Exploring the role of single nucleotide polymorphisms in varicella zoster virus vaccine attenuation in skin

Abstract

Varicella zoster virus (VZV) is a disease that can be detrimental to the health of children in its primary form, chicken pox, and later in the elderly as its reactivated form, shingles. Before the advent of the vaccine, Varivax, VZV was endemic in the United States as it is highly contagious and can be spread through both direct contact and aerosol particles. Varivax, or vOka, is a live attenuated vaccine, and while effective, has side effects ranging from rashes to possible VZV reactivation. While the vaccine has reduced the incidence and severity of VZV, there is still little known about the mechanism of its attenuation in skin. vOka is genetically heterogeneous with hundreds of single nucleotide polymorphisms (SNPs) that are a mixture of wild-type and vOka nucleotides. Previous studies have demonstrated the key to attenuation may be through five SNPs in the open reading frame (ORF) 62 region found to be fixed and stable across different licensed vOka preparations around the world.
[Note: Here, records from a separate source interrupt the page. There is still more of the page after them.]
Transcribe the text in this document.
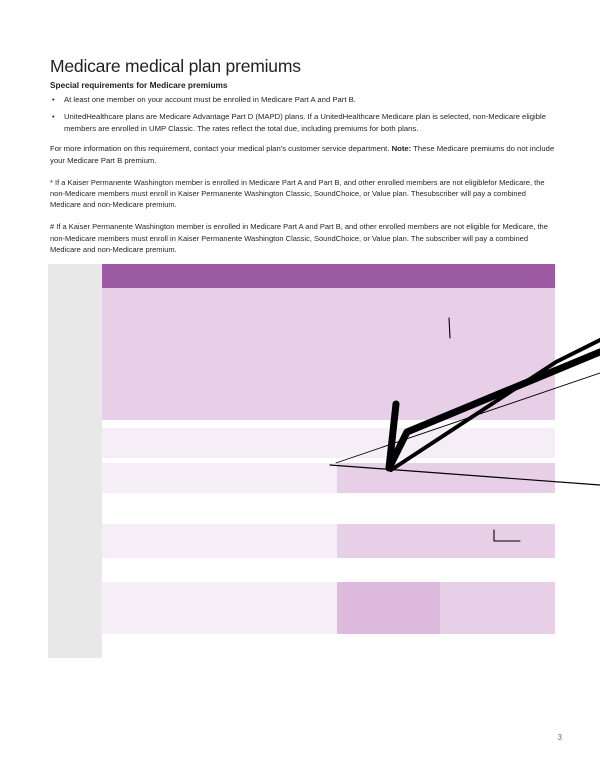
Medicare medical plan premiums
Special requirements for Medicare premiums
• At least one member on your account must be enrolled in Medicare Part A and Part B.
• UnitedHealthcare plans are Medicare Advantage Part D (MAPD) plans. If a UnitedHealthcare Medicare plan is selected, non-Medicare eligible members are enrolled in UMP Classic. The rates reflect the total due, including premiums for both plans.

For more information on this requirement, contact your medical plan's customer service department. Note: These Medicare premiums do not include your Medicare Part B premium.

* If a Kaiser Permanente Washington member is enrolled in Medicare Part A and Part B, and other enrolled members are not eligiblefor Medicare, the non-Medicare members must enroll in Kaiser Permanente Washington Classic, SoundChoice, or Value plan. Thesubscriber will pay a combined Medicare and non-Medicare premium.

# If a Kaiser Permanente Washington member is enrolled in Medicare Part A and Part B, and other enrolled members are not eligible for Medicare, the non-Medicare members must enroll in Kaiser Permanente Washington Classic, SoundChoice, or Value plan. The subscriber will pay a combined Medicare and non-Medicare premium.

3
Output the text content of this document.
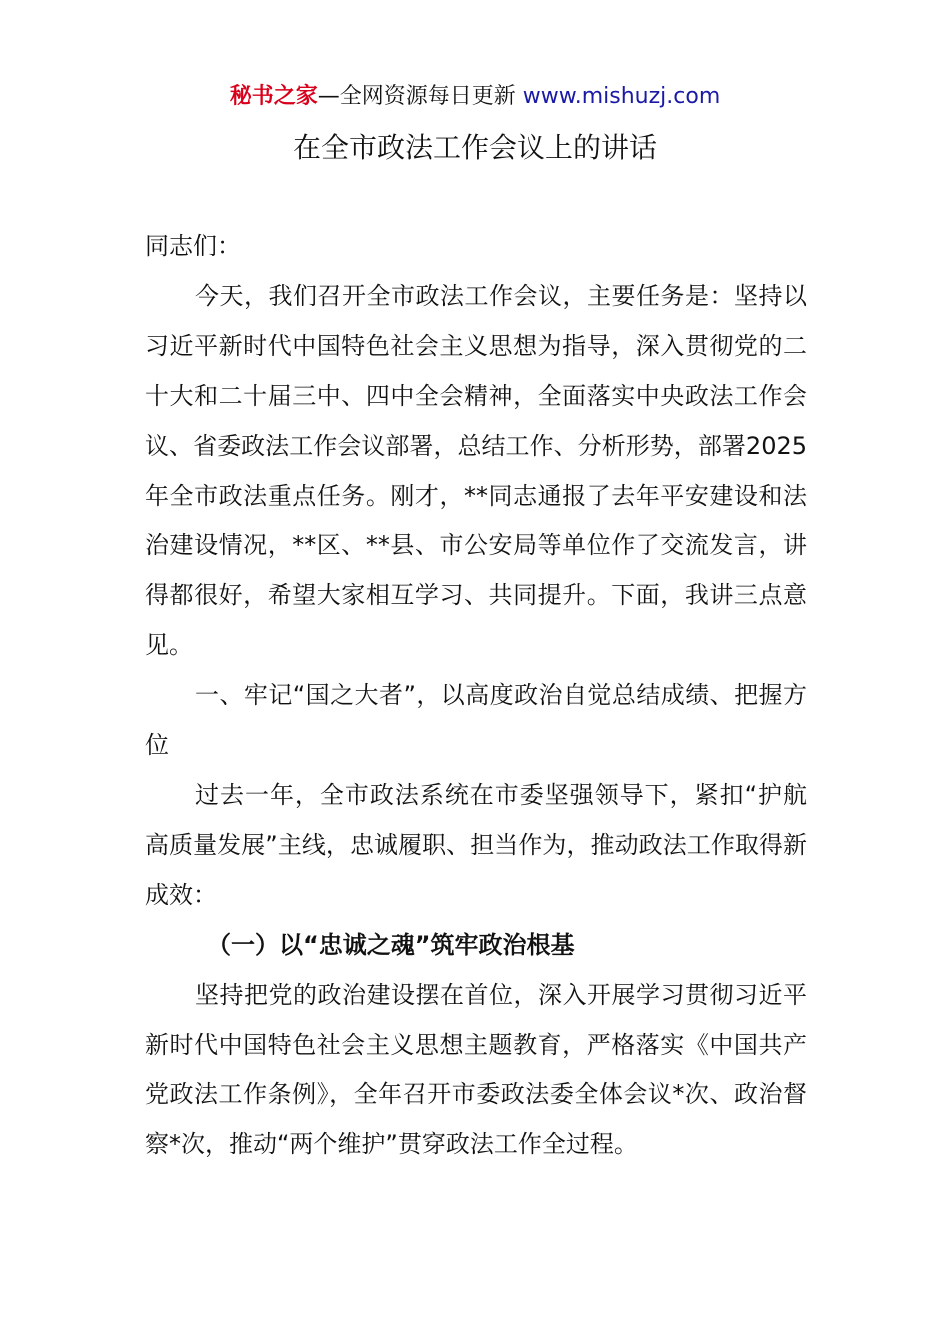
秘书之家—全网资源每日更新 www.mishuzj.com
在全市政法工作会议上的讲话

同志们：

今天，我们召开全市政法工作会议，主要任务是：坚持以习近平新时代中国特色社会主义思想为指导，深入贯彻党的二十大和二十届三中、四中全会精神，全面落实中央政法工作会议、省委政法工作会议部署，总结工作、分析形势，部署2025年全市政法重点任务。刚才，**同志通报了去年平安建设和法治建设情况，**区、**县、市公安局等单位作了交流发言，讲得都很好，希望大家相互学习、共同提升。下面，我讲三点意见。

一、牢记“国之大者”，以高度政治自觉总结成绩、把握方位

过去一年，全市政法系统在市委坚强领导下，紧扣“护航高质量发展”主线，忠诚履职、担当作为，推动政法工作取得新成效：

（一）以“忠诚之魂”筑牢政治根基

坚持把党的政治建设摆在首位，深入开展学习贯彻习近平新时代中国特色社会主义思想主题教育，严格落实《中国共产党政法工作条例》，全年召开市委政法委全体会议*次、政治督察*次，推动“两个维护”贯穿政法工作全过程。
ORF62 contains the gene for IE62, a transactivator protein responsible for regulating the expression of viral genes and the host gene for KRT15, a cytokeratin protein. This project focused on if two SNPs, located in the loci positions 106262 and 107252, that are found to be almost 100% conserved across all variations of vOka are responsible for the attenuation in human skin and induction of KRT15. We evaluated four mutant viruses with SNPs found in vOka and discovered that a double SNP mutation stunted virus growth in HFF cells. In addition, we found no significant difference in the growth of our viruses in skin but variability in successful infection. Furthermore, in infected skin, we found that VZV-ORF57-Luc and single mutant virus, 68-958, upregulate KRT15 expression with VZV infection while single mutant virus, 68-62S-A, may downregulate KRT15 expression with VZV infection. This project is important because it may reveal the molecular basis of attenuation of the licensed varicella vaccine. This information could be used to make a vaccine that contains only the attenuated genotype.